Tea output in Uganda, Africa’s third- biggest producer of the leaf, fell 21 percent in the first quarter after “some producers” failed to report their crop, the Uganda Tea Association said.
Production dropped to 8.98 million kilograms (19.8 million pounds) in the three months through March, from 11.4 million kilograms a year earlier, Betty Mpologoma, an official at the association, said by phone today from the capital, Kampala.
“The figures we have now do not reflect the true picture because some producers haven’t filed their returns since January,” she said, without providing more information.

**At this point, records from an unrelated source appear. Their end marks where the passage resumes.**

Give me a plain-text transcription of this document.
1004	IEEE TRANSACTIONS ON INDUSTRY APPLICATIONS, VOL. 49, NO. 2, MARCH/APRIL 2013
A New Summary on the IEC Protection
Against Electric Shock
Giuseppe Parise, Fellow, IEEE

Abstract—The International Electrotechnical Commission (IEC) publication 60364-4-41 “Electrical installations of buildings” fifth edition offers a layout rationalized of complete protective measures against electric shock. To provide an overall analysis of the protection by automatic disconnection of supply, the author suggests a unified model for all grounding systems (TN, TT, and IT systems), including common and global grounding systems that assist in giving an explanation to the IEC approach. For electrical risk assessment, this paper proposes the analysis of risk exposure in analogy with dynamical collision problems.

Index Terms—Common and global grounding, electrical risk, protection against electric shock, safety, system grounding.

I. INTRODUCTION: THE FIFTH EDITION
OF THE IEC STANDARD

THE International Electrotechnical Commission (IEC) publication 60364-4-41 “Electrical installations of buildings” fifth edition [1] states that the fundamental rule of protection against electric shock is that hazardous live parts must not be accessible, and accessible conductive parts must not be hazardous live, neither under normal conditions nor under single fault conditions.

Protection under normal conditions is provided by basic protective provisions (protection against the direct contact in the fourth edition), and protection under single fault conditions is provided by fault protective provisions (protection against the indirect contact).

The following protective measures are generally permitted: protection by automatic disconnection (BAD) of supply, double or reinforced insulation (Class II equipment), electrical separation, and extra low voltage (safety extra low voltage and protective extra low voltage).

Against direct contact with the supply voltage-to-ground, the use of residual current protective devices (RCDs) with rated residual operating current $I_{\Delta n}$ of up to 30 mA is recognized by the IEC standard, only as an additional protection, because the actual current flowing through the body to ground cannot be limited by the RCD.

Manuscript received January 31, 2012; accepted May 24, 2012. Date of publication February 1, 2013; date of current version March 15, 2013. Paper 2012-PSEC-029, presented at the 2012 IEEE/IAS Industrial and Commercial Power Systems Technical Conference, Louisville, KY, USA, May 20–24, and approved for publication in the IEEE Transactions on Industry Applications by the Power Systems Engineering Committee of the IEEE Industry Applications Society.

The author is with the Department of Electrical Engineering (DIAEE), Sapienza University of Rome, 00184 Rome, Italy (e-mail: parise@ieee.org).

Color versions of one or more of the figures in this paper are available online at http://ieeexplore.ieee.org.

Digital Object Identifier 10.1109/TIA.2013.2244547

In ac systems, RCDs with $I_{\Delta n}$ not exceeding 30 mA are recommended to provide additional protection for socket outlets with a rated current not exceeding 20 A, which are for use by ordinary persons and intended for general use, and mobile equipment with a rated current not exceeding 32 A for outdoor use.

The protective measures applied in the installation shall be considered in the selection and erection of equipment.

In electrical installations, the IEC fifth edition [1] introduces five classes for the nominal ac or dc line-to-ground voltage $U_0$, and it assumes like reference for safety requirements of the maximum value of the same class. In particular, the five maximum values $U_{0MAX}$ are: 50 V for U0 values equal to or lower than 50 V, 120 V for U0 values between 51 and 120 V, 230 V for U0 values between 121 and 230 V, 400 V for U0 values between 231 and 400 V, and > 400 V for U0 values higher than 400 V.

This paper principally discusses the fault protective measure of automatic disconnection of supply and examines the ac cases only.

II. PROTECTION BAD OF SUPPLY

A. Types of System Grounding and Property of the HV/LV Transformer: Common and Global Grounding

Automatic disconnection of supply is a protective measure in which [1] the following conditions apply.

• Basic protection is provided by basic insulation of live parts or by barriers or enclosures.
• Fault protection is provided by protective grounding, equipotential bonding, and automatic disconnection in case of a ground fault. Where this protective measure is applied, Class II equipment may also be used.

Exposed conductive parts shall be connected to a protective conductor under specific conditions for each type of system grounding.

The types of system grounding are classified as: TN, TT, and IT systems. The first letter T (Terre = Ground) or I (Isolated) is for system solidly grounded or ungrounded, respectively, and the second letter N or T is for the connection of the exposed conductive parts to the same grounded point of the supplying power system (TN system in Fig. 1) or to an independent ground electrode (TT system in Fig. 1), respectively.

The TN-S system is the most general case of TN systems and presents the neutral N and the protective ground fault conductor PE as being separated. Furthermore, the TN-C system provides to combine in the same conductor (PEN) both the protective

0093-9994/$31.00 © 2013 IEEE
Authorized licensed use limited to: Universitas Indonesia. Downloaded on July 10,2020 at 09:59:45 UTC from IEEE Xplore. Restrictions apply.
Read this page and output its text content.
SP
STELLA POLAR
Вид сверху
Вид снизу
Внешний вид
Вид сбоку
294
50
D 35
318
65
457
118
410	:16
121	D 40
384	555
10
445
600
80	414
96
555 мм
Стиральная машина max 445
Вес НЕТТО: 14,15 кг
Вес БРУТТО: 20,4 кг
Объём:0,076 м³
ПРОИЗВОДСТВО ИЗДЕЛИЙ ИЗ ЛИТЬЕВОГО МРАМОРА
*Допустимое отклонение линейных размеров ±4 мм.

Output in the East African country may increase as much as 8 percent this year because of more planting, better farm management and improved weather, George William Ssekitoleko, the association’s executive secretary, said last month. Production may total as much as 54 million kilograms, compared with 50 million kilograms in 2009, he said.
Provisional exports fell 33 percent in the first quarter to 7.6 million kilograms, Mpologoma said. The country shipped 48.5 million kilograms of the leaf worth $92 million last year, compared with 42.4 million kilograms valued at $76 million in 2008.
Uganda, whose output is exceeded only by Kenya and Malawi in Africa, ships most its tea through the weekly auction at Mombasa in neighboring Kenya.
Tea production, which slumped to 5.6 million kilograms in 1985 from 23 million kilograms in 1972, recovered after the government returned estates confiscated during the rule of former dictator Idi Amin to their owners.